Superintelligence [Video Review]
Artificial Significance: Falcone & McCarthy Go Through Motions in Brainless Comedy
For some filmmakers and their muses, an entire body of output results in a string of masterful, maybe even culturally meaningful achievements. If the cultural achievement is merely escapist, derivate comedy for audiences to forget the trenchant ills of the universe, there’s nothing innately wrong with such aims, supposing there’s at least some success in the pursuit of this objective.
For his fourth time directing Melissa McCarthy, director Ben Falcone’s Superintelligence suggests their collaboration is moving aggressively into an opposite, rudimentary direction, two notables with a platform who perhaps have run out of anything interesting to say, at least evidenced in this ‘content’ which connotes the opposite of its title. Filmed two years prior to finally seeing a release, it is, by far, the most inane offering from the director and actor, which may still be moderately more enjoyable than the self-indulgence of Adam Sandler’s perennial comedic gaseous emissions but inevitably feels pointless for all involved.

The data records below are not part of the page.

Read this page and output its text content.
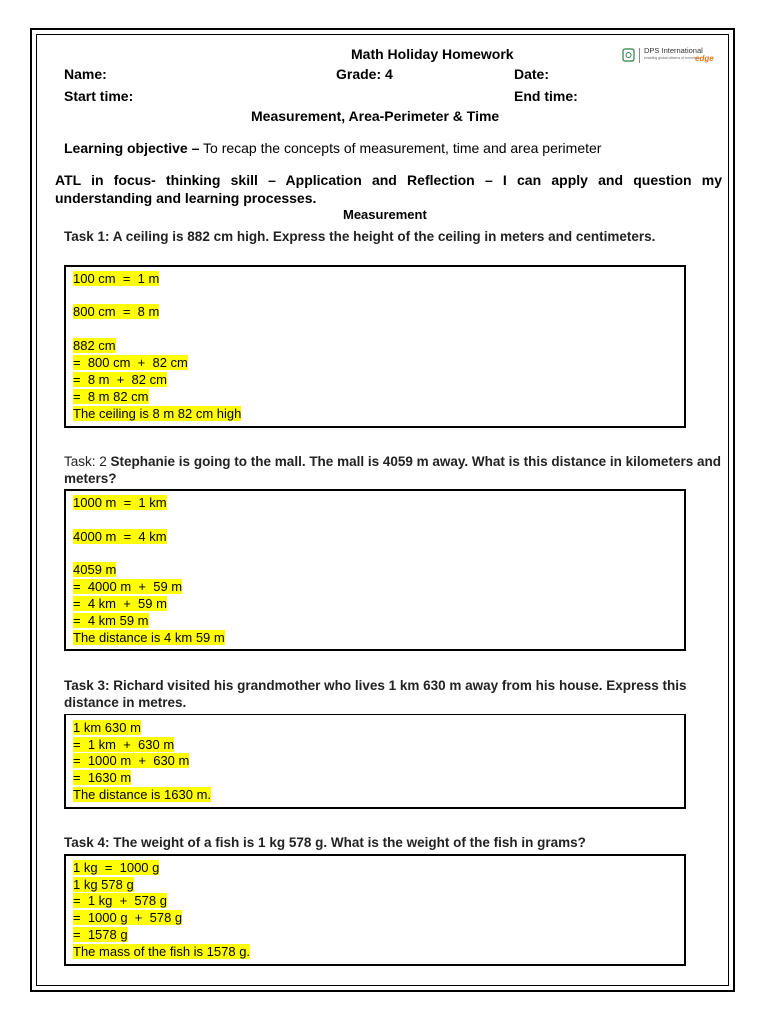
Math Holiday Homework	DPS International
enabling global citizens of tomorrow
edge
Name:	Grade: 4	Date:
Start time:	End time:
Measurement, Area-Perimeter & Time
Learning objective – To recap the concepts of measurement, time and area perimeter
ATL in focus- thinking skill – Application and Reflection – I can apply and question my understanding and learning processes.
Measurement
Task 1: A ceiling is 882 cm high. Express the height of the ceiling in meters and centimeters.
100 cm  =  1 m
800 cm  =  8 m
882 cm
=  800 cm  +  82 cm
=  8 m  +  82 cm
=  8 m 82 cm
The ceiling is 8 m 82 cm high
Task: 2 Stephanie is going to the mall. The mall is 4059 m away. What is this distance in kilometers and meters?
1000 m  =  1 km
4000 m  =  4 km
4059 m
=  4000 m  +  59 m
=  4 km  +  59 m
=  4 km 59 m
The distance is 4 km 59 m
Task 3: Richard visited his grandmother who lives 1 km 630 m away from his house. Express this distance in metres.
1 km 630 m
=  1 km  +  630 m
=  1000 m  +  630 m
=  1630 m
The distance is 1630 m.
Task 4: The weight of a fish is 1 kg 578 g. What is the weight of the fish in grams?
1 kg  =  1000 g
1 kg 578 g
=  1 kg  +  578 g
=  1000 g  +  578 g
=  1578 g
The mass of the fish is 1578 g.
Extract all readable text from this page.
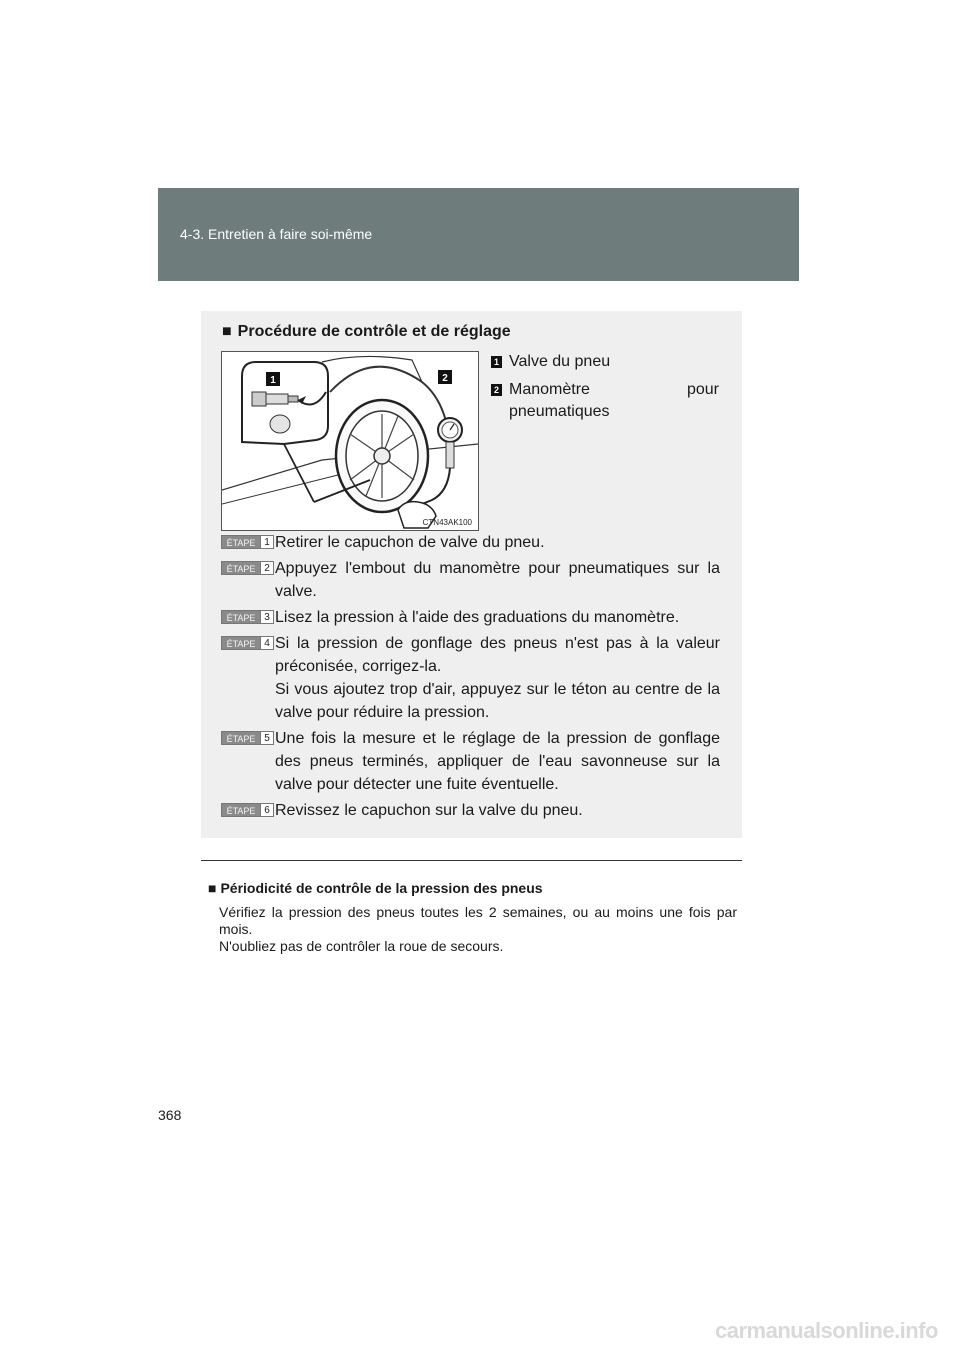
4-3. Entretien à faire soi-même
■ Procédure de contrôle et de réglage
1	2
CTN43AK100
1 Valve du pneu
2 Manomètre pour
pneumatiques
ÉTAPE 1 Retirer le capuchon de valve du pneu.
ÉTAPE 2 Appuyez l'embout du manomètre pour pneumatiques sur la valve.
ÉTAPE 3 Lisez la pression à l'aide des graduations du manomètre.
ÉTAPE 4 Si la pression de gonflage des pneus n'est pas à la valeur préconisée, corrigez-la.
Si vous ajoutez trop d'air, appuyez sur le téton au centre de la valve pour réduire la pression.
ÉTAPE 5 Une fois la mesure et le réglage de la pression de gonflage des pneus terminés, appliquer de l'eau savonneuse sur la valve pour détecter une fuite éventuelle.
ÉTAPE 6 Revissez le capuchon sur la valve du pneu.
■ Périodicité de contrôle de la pression des pneus

Vérifiez la pression des pneus toutes les 2 semaines, ou au moins une fois par mois.

N'oubliez pas de contrôler la roue de secours.

368
carmanualsonline.info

Carol Peters (McCarthy) is an average woman. While attempting to pursue employment as a digital strategist with a new fangled Seattle-based dating app, a form of artificial intelligence which has been monitoring Carol decides she is the human who will be selected for an experiment said entity has concocted. Speaking to her through home appliances using the voice of James Corden, which the computer knows soothes her, she is given a Tesla, ten million dollars and told the A.I. would just like to follow her for the next three days to better understand human behavior. Carol introduces the intelligence to her best friend, Microsoft employee Dennis (Brian Tyree Henry), who discovers something sinister about the entity, bringing it to the attention of the federal government (where he eventually provides assistance to none other than POTUS, here played by Jean Smart). Meanwhile, Carol is convinced she should try and rekindle the flames for her past love, George (Bobby Cannavale), who is about to embark on a year-long position teaching in Ireland. Throwing herself back into George’s orbit, it seems there’s actually hope for the couple, but the result of this courtship has extremely dire consequences on what the super intelligence has planned for the entire planet.

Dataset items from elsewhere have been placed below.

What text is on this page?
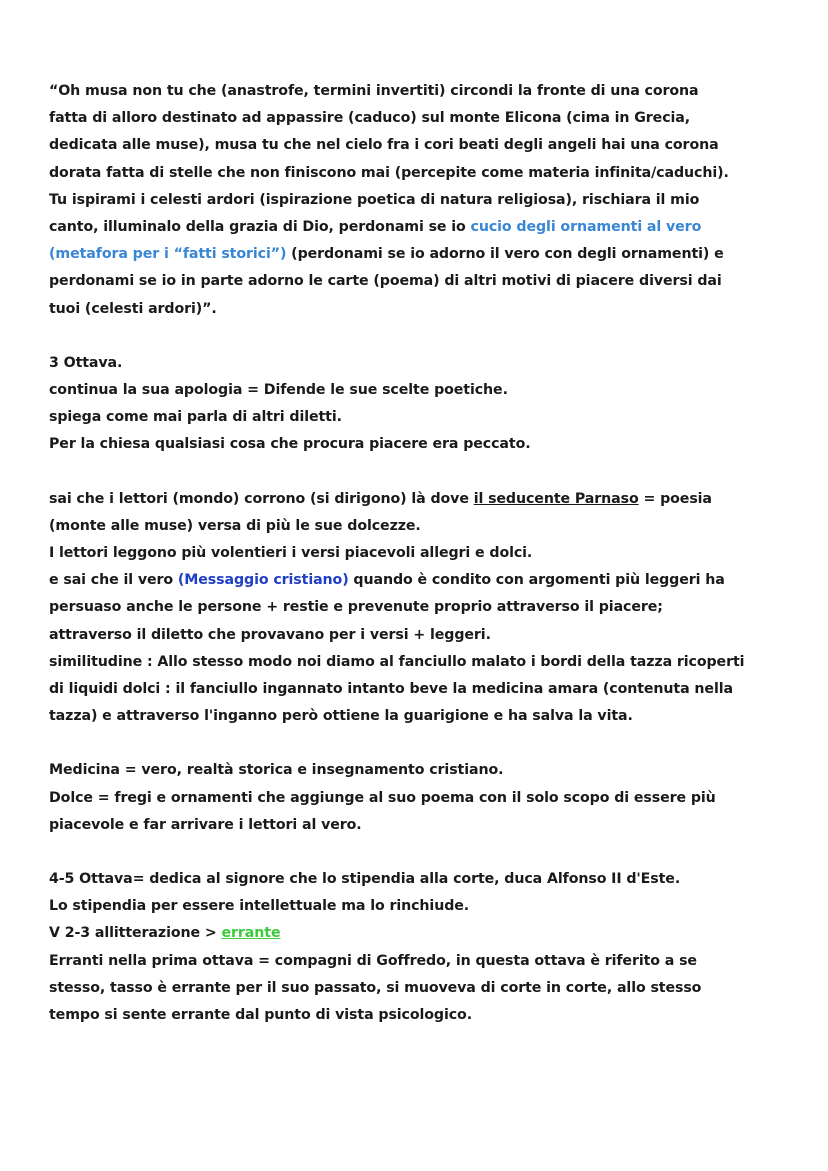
“Oh musa non tu che (anastrofe, termini invertiti) circondi la fronte di una corona
fatta di alloro destinato ad appassire (caduco) sul monte Elicona (cima in Grecia,
dedicata alle muse), musa tu che nel cielo fra i cori beati degli angeli hai una corona
dorata fatta di stelle che non finiscono mai (percepite come materia infinita/caduchi).
Tu ispirami i celesti ardori (ispirazione poetica di natura religiosa), rischiara il mio
canto, illuminalo della grazia di Dio, perdonami se io cucio degli ornamenti al vero
(metafora per i “fatti storici”) (perdonami se io adorno il vero con degli ornamenti) e
perdonami se io in parte adorno le carte (poema) di altri motivi di piacere diversi dai
tuoi (celesti ardori)”.
3 Ottava.
continua la sua apologia = Difende le sue scelte poetiche.
spiega come mai parla di altri diletti.
Per la chiesa qualsiasi cosa che procura piacere era peccato.
sai che i lettori (mondo) corrono (si dirigono) là dove il seducente Parnaso = poesia
(monte alle muse) versa di più le sue dolcezze.
I lettori leggono più volentieri i versi piacevoli allegri e dolci.
e sai che il vero (Messaggio cristiano) quando è condito con argomenti più leggeri ha
persuaso anche le persone + restie e prevenute proprio attraverso il piacere;
attraverso il diletto che provavano per i versi + leggeri.
similitudine : Allo stesso modo noi diamo al fanciullo malato i bordi della tazza ricoperti
di liquidi dolci : il fanciullo ingannato intanto beve la medicina amara (contenuta nella
tazza) e attraverso l'inganno però ottiene la guarigione e ha salva la vita.
Medicina = vero, realtà storica e insegnamento cristiano.
Dolce = fregi e ornamenti che aggiunge al suo poema con il solo scopo di essere più
piacevole e far arrivare i lettori al vero.
4-5 Ottava= dedica al signore che lo stipendia alla corte, duca Alfonso II d'Este.
Lo stipendia per essere intellettuale ma lo rinchiude.
V 2-3 allitterazione > errante
Erranti nella prima ottava = compagni di Goffredo, in questa ottava è riferito a se
stesso, tasso è errante per il suo passato, si muoveva di corte in corte, allo stesso
tempo si sente errante dal punto di vista psicologico.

If we’re comparing Superintelligence only to McCarthy’s previous roles under Falcone (which includes Tammy, The Boss and Life of the Party), one recognizes a theme of at least allowing for her vibrancy, usually a larger than life persona who at least can deliver some chuckles even when the material tends to feel like a cobbling together of improvisations from a sketch which was never really fashioned into scripted material.
At their zenith, Life of the Party (2018) tended to at least hit all the sweet spots, generating some poignancy and subtext for her characterization as a middle-aged woman going back to college after divorce. This latest venture depends on featuring her as so average, so decidedly milquetoast, an insidiously minded computer program chooses her to test out whether or not humanity deserves saving if given even the most rudimentary of tests designed to showcase their ability to act in their own self-interests (not unlike the search for good peoples in the biblical fairy tale about Sodom & Gomorrah). But by neutering McCarthy into a ‘straight man’ role and then pairing her with the James Corden voiced A.I., there’s no chance for organic laughs within this established formula.
Anytime it seems Superintelligence veers towards something novel in its own inverse cliches (like using Octavia Spencer as the ‘trusted’ voice for Brian Tyree Henry, wasted in this throwaway role), it’s immediately dismissed. McCarthy, whose penchant for physical comedy allows for a couple brief moments of mirth, feels like the center of a dying universe populated with glossy automatons as Bobby Cannavale, Jean Smart, Michael Beach and Sam Richardson are all dimmed by the waning energies of a flaccid story which steers clear of the kind of doomsday apocalypse framing it, considering they’re all about to enter the same world heralded at the end of Escape from L.A. (1996).
Not above a shameless celebrity sports cameo (Ken Griffey Jr. assigned the tired responsibility here) and a lazy attempt at showcasing humanity’s worth through the most basic example of overriding one’s self interests for the well-being of others, as if trying to tack on some Frank Capra poignancy, Superintelligence (lensed by Barry Peterson of the Tina Fey/Amy Poehler comedy Sisters, 2015; Central Intelligence, 2016) feels like a long-winded commercial featuring basic, empty-headed humans consumed with having shiny products in the sunniest presentation of Seattle one might ever see.